I’ll start with the technicalities and then move to the storyline. I understand that this novel is a debut, so there will be some things that aren’t written as well as novels by long-time authors. However, I do think that whether you are a beginner or an expert, if you are writing a book then your grammar should at least be up to snuff. Obviously grammar isn’t all that a book is about, but grammar helps to properly portray stories/conversations, etc. and when grammar is poor, it can be distracting from the storyline. I found that the general structure of the sentences was not great. For instance, the author used of a lot of commas rather than periods; she accidentally switched between past/present tense when the story is set in the present; and she would repeat the same lines / explanations throughout the story. An example of this last point is when Shane and Max get back together at the end of the story, and then the Epilogue begins with a recap of everything that had happened only a few pages earlier. In real-life conversations, yes, recaps are necessary and fine; in a book, we can assume that the reader knows all of this and does not need a full rundown of events that happened a few pages prior. For some people, like myself, if a piece of writing does not grammatically flow, it becomes tough to appreciate the storyline. This is what I found in this novel; every time a sentence was structured poorly, I’d be distracted by how immature the writing sounded.

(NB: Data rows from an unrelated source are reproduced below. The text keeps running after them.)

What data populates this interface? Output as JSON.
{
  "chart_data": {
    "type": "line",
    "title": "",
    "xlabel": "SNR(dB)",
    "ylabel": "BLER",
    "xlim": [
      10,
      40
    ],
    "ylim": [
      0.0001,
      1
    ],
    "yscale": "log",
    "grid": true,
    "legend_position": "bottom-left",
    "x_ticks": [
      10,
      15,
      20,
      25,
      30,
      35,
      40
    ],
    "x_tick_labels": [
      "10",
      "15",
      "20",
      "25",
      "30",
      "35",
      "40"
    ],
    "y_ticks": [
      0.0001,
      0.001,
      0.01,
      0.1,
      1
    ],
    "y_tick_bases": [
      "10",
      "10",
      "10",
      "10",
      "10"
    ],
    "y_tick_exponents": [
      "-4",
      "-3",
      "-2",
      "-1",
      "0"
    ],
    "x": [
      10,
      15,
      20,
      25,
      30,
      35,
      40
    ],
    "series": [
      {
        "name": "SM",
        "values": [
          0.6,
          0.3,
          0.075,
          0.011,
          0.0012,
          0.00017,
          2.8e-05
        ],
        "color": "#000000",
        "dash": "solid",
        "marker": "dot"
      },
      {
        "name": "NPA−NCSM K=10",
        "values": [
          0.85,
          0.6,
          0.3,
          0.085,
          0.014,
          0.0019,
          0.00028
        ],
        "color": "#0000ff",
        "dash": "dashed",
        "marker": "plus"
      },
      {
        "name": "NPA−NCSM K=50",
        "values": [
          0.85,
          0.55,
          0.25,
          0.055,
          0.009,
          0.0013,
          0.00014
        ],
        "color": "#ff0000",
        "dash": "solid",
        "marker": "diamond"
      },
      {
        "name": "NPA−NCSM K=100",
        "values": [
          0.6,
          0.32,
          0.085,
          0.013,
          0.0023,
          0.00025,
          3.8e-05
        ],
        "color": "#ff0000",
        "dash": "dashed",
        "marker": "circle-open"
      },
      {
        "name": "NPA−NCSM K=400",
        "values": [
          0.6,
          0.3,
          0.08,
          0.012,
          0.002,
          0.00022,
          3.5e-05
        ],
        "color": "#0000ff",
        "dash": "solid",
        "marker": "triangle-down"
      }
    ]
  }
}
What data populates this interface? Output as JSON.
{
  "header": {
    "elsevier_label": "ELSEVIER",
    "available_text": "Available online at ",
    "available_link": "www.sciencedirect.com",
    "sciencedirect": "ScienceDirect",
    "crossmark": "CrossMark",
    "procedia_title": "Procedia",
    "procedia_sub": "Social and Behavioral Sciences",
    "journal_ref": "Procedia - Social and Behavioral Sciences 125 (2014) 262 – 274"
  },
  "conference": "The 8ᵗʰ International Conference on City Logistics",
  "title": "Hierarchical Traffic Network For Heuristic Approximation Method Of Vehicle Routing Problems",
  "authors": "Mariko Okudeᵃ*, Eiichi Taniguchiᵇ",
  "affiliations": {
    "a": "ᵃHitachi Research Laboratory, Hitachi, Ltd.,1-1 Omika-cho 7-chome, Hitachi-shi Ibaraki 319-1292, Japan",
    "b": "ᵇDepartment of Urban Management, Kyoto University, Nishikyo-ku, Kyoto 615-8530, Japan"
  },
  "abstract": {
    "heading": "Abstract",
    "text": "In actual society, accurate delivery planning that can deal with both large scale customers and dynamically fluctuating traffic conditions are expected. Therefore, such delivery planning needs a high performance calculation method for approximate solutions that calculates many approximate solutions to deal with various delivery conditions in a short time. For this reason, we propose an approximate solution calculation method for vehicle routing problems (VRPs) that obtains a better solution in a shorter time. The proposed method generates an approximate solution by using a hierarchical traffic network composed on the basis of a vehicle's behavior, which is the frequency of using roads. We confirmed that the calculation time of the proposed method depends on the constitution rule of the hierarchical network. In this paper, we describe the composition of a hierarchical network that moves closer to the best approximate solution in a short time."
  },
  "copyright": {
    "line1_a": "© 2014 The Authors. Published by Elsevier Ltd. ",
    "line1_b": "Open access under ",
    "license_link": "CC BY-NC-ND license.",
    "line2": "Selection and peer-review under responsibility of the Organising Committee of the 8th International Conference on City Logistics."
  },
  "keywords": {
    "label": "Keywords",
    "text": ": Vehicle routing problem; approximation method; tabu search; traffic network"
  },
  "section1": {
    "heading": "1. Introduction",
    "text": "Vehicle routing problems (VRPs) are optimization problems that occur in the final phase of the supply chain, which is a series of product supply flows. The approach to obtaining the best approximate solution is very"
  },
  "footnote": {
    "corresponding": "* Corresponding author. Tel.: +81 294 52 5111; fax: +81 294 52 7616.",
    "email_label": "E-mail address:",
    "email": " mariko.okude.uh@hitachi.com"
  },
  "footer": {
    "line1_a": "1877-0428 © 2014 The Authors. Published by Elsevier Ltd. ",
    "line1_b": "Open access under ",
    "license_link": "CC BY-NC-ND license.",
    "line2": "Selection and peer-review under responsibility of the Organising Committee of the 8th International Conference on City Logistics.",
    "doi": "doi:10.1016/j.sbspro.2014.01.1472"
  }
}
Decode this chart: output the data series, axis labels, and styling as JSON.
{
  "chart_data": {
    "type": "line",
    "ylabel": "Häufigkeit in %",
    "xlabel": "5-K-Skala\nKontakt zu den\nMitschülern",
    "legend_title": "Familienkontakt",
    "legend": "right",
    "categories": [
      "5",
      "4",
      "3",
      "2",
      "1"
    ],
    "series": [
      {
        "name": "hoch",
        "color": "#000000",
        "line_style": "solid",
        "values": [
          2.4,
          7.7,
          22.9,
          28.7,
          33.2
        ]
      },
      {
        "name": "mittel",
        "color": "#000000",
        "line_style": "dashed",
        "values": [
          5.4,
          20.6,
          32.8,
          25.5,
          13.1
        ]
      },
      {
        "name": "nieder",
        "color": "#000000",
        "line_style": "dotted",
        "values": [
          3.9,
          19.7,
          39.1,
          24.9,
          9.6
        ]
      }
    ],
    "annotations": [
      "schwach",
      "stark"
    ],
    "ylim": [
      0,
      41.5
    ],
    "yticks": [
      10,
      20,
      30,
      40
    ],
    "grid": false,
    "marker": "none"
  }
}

The storyline itself was pretty good, however a lot of the scenes just kind of seemed unrealistic to me. One of my least favourite things to occur in a romance story is when the characters fall head over heels for each other without knowing each other at all — as if they’re only falling in love because the story calls for it, not because they actually are in love. Max, who’s this wounded, grumpy, walls-up kind of guy, meets this girl, and within like, a day of knowing her, starts to say how this girl is different from all the others and how she’s it for him. I don’t know, just seemed kind of rushed; let them get to know each other first before making huge proclamations. Also, maybe just a me thing, but I didn’t love how much Max winked. I have never genuinely winked at someone once in my life, and Max winks about 2x per conversation — kind of overkill. Furthermore, I get the whole Sunshine nickname thing, but I didn’t love how that was literally the only thing Max called her — I feel that in real life, it’s more of a mix between name and nickname. Finally, I wish this story included more in it than just Shane/Max interactions. It felt like every scene was just them being hot for each other, and it didn’t really depict much of their lives outside of these interactions (yes, a few minor scenes, but even those felt underdeveloped/cut short).
Overall, the storyline was cute, I just think the writing was a little bit immature. It felt like reading the short stories I used to write in 9th grade, and I think this could have been helped with some reviews/editing prior to publish.